Inserito il 10 feb 2025 alle 02:11

6,5 perché con la suite finale la band si difende. La maggior parte dei brani purtroppo non decolla mai. L'intro svolge bene il suo compito con un'atmosfera che ricorda i Symphony X, è il seguito che però manca... Night Terror musicalmente parte decisa e i cambi di tempo intrigano pure, ma verso i 6 minuti ha già detto tutto, andava conclusa lì secondo me. Le due successive sono proprio inspiegabili, salvo solo la sezione chitarristica insolita in A Broken Man, per il resto brani statici, appesantiti e per nulla esaltanti. Da 5. Midnight Messiah copia di As I Am ma almeno ha il pregio di avere ritmo per tutta la durata (e ci credo, copiando pari pari una bomba come As I Am le sezioni da riproporre sono quelle).
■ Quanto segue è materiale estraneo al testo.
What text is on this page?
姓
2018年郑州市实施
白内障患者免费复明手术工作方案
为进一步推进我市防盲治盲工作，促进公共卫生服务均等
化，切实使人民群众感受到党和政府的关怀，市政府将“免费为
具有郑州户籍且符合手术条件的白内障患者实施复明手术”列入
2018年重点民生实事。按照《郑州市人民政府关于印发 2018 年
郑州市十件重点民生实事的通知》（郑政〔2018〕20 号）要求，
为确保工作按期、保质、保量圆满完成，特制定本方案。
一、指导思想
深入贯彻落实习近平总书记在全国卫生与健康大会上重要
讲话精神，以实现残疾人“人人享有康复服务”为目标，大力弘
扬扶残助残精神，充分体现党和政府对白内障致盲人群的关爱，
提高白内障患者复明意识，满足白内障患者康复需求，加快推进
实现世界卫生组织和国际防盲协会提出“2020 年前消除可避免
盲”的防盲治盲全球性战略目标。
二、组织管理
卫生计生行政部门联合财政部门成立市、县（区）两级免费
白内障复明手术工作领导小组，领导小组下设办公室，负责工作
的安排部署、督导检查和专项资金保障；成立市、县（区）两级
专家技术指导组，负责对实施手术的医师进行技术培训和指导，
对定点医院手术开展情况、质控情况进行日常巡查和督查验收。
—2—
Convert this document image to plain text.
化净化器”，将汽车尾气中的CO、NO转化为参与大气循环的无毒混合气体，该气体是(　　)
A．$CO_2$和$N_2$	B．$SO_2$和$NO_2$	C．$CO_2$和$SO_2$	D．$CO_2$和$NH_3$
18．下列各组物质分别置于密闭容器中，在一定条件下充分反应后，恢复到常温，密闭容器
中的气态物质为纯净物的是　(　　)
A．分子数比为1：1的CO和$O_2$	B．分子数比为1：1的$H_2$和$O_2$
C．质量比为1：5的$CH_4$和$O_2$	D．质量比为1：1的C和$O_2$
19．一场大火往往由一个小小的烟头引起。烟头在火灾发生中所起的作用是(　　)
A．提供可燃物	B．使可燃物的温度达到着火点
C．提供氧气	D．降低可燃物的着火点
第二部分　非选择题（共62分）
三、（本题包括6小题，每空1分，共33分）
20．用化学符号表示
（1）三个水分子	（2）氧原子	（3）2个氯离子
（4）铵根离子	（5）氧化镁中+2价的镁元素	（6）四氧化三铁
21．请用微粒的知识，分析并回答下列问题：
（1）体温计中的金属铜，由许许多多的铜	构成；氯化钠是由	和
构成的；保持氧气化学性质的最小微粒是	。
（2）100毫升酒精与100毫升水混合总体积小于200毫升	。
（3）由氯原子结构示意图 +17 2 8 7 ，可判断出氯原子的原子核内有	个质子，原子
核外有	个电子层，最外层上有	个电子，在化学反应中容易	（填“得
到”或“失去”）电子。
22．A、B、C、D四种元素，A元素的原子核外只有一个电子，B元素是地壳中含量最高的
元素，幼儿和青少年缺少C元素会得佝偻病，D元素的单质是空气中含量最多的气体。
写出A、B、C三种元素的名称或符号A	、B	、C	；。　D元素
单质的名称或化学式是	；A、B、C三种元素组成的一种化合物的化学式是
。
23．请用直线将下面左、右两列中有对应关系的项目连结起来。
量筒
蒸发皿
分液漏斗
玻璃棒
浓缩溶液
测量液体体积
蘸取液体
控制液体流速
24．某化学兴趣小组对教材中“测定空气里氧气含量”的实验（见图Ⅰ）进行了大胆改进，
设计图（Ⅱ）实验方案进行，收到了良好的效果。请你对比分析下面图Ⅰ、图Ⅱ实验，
Bend the Clock per molti è un capolavoro, per me una innocua ballad standard con un bellissimo assolo, che non vale una Beneath the Surface, figuriamoci The Spirit Carries on Space Dye Vest. Arrivati all'epilogo, devo dire che The Shadow Man Incident è strana da decifrare, a partire dal titolo poco pomposo che invece solitamente dedicano alle loro suites: i primi 5 minuti strumentali sembrano un medley piu che un'intro vera e propria, comunque niente male il riff teatrale/da circo degli orrori che apre il brano. Il cantato non lo trovo esaltante e l'apertura nel ritornello, che mi ricorda le atmosfere "benigne" di The Astonishing, stona un po' con il setting gotico/inquietante del brano. Dai 10 minuti in poi comunque la band fa sul serio. Peccato perché l'assolo conclusivo non è in grado da fare da sigillo sull'album, come avvenuto in passato con gli assoli in Octavarium e The Country of Tuscany. Comunque il brano è il migliore dell'album. Tutto sommato ennesimo disco di mestiere, se i Dream Theater con Mike Portnoy nel 2025 devono essere questi, boh, non saprei, sembrano sempre loro con Mangini; a parte le citazioni dirette a brani di almeno 20 anni fa, questo album non lo trovo molto diverso dal precedente come sonorità. A livello di suono si sono standardizzati e bisogna prenderla così; se ci va bene continuiamo ad ascoltare i lavori recenti e quelli che verranno, se ci hanno stufato li abbandoniamo.